Она схватила сумочку, закинула туда телефон и сигареты. У двери спальни чуть задержалась:

— Я позвоню… не беспокойся…

Он улыбнулся, делая вид, что всё хорошо. Алёна невольно залюбовалась его голым торсом. Алик был красивым мужиком и хорошим любовником. И может, стал бы её мужем, если она родила ему ребёнка. Вот только она не могла забеременеть.

Алёна послала воздушный поцелуй, чтобы Алик хоть немного отошёл.

— Не вставай, я захлопну дверь.

— Хорошо, зайчуш… не забудь позвонить или написать.

Она ничего не сказала, хоть и терпеть не могла, когда он обращался к ней не по имени. От всех этих мимимишных «зайчуш», «малышек» и прочего у неё начинало дёргаться левое веко. Но сейчас это не имело значения. Алик отошёл на второй план, так же, как и дела в клинике. Алёна написала администратору, чтобы отменила все приёмы на ближайшие пару недель. Запоздало подумала, что писать ночью не очень-то прилично, но сообщение уже ушло...

Лифт не работал. Она быстренько сбежала вниз по ступенькам.

Улица встретила мелким моросящим дождиком, прохладой летней ночи, ветерком.

— Ну что, подруга, удачи тебе! — сказала Алёна сама себе и села в автомобиль.

Через час она уже была на трассе. Мчалась в деревню, где родилась и выросла, со скоростью, которую никогда себе не позволяла. Руки вцепились в руль так, что костяшки пальцев побелели. Глаза сосредоточенно глядели на дорогу. Правая ладонь начинала зудеть.

Дворники лениво размазывали капли дождя по стеклу.

Трасса была пустынна ночью. Лишь изредка с грохотом мимо проносились фуры, да проезжали легковушки. А вскоре, когда Алёна свернула с федеральной трассы на просёлочную дорогу, то вовсе наступила тишь.
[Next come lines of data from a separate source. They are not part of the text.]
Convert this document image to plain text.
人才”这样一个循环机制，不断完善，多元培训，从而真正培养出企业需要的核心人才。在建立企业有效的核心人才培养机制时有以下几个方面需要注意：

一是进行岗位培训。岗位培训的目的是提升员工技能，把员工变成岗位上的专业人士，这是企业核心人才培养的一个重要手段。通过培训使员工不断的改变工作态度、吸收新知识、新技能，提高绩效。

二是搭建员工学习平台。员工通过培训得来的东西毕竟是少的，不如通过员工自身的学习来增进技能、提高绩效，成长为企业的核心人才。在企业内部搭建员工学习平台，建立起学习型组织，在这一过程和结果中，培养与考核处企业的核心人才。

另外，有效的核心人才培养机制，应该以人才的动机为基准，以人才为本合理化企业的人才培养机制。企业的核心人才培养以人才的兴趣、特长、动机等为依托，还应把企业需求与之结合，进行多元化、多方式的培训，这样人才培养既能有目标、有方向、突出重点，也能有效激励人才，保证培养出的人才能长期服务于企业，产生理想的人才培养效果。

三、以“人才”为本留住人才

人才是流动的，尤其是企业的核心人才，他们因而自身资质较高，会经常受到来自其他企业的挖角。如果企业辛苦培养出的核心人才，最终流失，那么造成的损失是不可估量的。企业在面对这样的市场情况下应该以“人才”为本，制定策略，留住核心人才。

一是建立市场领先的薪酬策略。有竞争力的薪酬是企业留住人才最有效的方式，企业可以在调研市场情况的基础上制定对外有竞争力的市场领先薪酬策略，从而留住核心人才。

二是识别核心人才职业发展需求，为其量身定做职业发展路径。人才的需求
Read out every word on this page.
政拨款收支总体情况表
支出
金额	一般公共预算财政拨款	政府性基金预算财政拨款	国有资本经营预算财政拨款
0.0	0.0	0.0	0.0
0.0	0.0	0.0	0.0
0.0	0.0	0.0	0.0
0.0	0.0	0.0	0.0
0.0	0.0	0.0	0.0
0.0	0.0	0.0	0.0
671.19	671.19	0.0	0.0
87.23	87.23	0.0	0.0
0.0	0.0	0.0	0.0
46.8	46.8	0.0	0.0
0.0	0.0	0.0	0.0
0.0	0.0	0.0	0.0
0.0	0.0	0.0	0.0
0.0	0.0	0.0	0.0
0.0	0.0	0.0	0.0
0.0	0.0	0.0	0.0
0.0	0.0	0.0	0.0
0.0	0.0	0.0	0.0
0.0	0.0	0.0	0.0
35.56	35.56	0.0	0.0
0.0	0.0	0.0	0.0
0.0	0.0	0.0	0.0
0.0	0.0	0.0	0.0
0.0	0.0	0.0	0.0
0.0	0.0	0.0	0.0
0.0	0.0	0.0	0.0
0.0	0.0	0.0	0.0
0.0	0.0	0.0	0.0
Ни одного автомобиля. Никого. Ночь, лес и поле.

Алёна сбавила скорость, включила магнитолу. Мысли крутились в голове одна противоречивей другой. Хотелось плюнуть на всё, развернуться обратно. Но…

«Ангел проснулся…» — от этой мысли внутри всё сжималось, а в глазах начинало щипать…

В лобовое стекло что-то шмякнулось.

Она едва не выпустила руль. Резко затормозила, вышла из машины. По стеклу лобовухи растеклось кровавое пятно, прилипло немного пуха. К горлу Алёны подкатила тошнота. Но не от отвращения, а от жалости.

Маленький трупик распластался на капоте. Алёна осторожно взяла в руки мёртвую птаху и подула. Ничего не произошло, птица не ожила. Ещё бы, ведь Алёна — не Ангел…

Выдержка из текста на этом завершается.